Ratton and Salom opened the cafe three years ago because they observed a lack of knowledge about coffee all around them. Despite their country’s worldwide reputation for amazing coffee, they found Costa Ricans did not understand why coffee purchased for $2 per pound at the supermarket could never be good. “You cannot expect to have great coffee if you do not pay proper prices to the producers,” Ratton said. “You cannot expect to drink a decent cup if you do not know how long it has been sitting on the shelf, what’s in it, or where it comes from!”
Cafeoteca wanted to change that. That $6 cup of coffee was one way they could do so.
Here’s the story behind that cup. In 2014, the La Mesa coffee farm was crowned producer of the best coffee in the country in the Costa Rica Cup of Excellence competition. When a farm wins this award, their entire crop goes up for auction the following month. Usually, international buyers swoop up all the beans for a hefty price. For the first time, a Costa Rican roaster purchased a small batch of winning beans. The roaster was Café Boleto, one of Cafeoteca’s two roasters. The cafe sold single servings of La Mesa’s coffee for 3,000 Costa Rican colones (about $6).
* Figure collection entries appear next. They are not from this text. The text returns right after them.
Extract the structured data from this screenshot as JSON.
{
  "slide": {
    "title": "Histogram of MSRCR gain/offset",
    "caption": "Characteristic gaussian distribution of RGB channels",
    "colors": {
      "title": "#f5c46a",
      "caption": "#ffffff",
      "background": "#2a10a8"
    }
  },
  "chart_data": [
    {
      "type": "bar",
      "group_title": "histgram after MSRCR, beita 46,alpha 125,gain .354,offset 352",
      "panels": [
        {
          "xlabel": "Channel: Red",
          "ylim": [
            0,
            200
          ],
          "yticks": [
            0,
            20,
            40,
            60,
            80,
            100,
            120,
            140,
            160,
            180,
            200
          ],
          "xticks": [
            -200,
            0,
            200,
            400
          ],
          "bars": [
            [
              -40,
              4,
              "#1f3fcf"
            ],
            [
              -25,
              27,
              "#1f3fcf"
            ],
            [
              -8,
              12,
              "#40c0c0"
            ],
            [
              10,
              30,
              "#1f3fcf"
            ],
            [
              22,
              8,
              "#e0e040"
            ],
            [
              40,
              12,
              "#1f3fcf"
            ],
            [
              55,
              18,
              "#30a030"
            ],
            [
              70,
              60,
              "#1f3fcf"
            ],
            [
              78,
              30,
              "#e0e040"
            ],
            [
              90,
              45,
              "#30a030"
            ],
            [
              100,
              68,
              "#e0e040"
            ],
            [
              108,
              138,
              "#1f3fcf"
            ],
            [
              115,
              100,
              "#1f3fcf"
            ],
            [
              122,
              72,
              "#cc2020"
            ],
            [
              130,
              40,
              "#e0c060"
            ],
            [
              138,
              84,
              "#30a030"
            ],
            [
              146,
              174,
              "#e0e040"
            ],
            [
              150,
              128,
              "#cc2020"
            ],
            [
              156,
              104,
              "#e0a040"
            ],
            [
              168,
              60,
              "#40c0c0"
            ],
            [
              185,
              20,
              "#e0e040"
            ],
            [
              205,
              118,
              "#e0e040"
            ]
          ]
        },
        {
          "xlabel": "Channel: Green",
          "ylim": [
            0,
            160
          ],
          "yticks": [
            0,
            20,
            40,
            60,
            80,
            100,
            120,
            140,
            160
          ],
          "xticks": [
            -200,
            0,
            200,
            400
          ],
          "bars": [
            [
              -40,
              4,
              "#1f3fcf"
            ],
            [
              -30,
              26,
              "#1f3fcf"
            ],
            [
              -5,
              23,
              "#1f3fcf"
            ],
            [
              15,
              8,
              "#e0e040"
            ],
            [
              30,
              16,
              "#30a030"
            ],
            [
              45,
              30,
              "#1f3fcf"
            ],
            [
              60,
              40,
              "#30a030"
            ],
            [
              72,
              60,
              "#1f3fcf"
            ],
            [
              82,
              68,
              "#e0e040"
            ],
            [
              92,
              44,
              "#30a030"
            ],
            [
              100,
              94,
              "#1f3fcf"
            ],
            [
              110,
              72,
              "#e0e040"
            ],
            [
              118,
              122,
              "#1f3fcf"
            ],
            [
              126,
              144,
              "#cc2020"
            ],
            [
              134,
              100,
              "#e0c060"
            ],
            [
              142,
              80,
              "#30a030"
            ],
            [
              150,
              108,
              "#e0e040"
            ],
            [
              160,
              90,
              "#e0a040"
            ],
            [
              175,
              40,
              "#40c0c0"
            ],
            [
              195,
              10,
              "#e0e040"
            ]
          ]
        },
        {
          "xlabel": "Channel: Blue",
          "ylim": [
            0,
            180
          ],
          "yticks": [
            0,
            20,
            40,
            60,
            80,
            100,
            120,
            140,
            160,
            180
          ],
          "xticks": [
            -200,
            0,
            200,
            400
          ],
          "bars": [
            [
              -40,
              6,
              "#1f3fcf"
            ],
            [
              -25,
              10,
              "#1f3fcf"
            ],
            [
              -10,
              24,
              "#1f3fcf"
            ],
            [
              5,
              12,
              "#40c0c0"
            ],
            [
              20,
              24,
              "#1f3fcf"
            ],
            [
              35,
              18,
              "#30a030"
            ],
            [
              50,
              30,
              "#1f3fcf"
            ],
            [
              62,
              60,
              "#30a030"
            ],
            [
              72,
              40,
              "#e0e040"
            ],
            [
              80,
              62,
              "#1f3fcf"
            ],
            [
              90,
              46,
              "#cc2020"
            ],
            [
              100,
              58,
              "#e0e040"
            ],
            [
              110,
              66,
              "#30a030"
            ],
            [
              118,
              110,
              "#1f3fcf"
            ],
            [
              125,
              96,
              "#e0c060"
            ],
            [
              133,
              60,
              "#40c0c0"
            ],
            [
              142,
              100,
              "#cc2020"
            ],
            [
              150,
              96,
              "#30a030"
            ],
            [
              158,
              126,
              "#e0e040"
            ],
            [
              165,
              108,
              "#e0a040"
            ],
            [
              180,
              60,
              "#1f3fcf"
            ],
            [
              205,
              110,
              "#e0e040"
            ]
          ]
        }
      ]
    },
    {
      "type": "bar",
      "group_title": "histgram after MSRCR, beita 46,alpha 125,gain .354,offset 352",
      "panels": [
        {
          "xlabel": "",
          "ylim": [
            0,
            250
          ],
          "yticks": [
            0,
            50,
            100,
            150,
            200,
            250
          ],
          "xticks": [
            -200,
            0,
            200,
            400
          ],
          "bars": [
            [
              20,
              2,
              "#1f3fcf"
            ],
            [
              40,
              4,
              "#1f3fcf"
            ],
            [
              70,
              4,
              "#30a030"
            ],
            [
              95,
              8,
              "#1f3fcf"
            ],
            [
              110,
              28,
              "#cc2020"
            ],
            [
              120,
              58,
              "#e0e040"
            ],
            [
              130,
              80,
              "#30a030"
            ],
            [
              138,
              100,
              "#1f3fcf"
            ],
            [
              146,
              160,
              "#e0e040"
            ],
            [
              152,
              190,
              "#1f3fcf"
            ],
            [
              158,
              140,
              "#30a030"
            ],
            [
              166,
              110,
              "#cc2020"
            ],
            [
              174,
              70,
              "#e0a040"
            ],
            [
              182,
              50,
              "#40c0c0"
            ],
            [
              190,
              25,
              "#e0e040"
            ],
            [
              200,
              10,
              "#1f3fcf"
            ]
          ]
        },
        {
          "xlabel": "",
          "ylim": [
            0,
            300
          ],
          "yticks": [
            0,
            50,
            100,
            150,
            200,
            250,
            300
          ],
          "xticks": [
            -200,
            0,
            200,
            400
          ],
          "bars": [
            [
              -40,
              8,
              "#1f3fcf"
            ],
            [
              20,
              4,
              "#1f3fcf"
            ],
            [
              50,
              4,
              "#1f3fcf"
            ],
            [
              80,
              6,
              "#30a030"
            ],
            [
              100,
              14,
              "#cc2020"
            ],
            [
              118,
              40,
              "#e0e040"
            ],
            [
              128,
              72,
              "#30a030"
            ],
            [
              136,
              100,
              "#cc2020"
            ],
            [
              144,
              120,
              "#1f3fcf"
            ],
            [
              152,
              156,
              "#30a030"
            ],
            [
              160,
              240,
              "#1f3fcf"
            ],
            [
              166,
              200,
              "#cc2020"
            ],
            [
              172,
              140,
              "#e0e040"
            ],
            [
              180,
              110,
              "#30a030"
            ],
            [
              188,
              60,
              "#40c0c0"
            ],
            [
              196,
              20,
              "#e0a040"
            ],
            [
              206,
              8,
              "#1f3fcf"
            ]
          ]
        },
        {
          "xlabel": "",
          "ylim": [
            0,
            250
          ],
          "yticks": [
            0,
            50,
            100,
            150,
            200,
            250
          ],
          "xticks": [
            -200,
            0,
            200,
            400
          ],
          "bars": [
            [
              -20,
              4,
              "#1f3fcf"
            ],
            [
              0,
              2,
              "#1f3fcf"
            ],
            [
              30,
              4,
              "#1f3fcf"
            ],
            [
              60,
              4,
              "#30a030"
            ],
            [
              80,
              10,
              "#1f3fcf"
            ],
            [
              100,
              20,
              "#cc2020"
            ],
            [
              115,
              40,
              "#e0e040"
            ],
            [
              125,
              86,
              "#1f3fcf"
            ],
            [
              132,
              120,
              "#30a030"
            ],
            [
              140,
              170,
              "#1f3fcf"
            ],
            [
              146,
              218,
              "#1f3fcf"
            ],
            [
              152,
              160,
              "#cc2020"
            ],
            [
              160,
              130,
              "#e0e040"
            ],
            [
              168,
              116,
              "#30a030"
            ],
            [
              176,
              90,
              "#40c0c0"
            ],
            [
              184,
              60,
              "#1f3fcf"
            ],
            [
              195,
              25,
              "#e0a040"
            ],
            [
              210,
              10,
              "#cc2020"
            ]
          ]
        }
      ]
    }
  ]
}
Zach Dyer reported in the Tico Times why this particular cup of java was so important. “Historically, Costa Rica exported its best coffee and drank the worst,” he told me when I asked him about the country’s evolving coffee culture. “One of the biggest struggles with the nascent Third Wave coffee movement here is getting access to high-quality beans to serve in cafes. Many producers don’t think about reserving some of their harvest to sell at a lower price for domestic consumption, so the cafes have to start doing a lot more in the way of relationship building at the source.”
Which is exactly what Cafeoteca has been doing from the start. For specialty coffee to catch on in Costa Rica, local cafes need to get their hands on domestic beans, then make a serious effort to educate their customers on the how and why behind every cup. As the movement towards appreciating local quality grows, Cafeoteca leads the way by delicious example.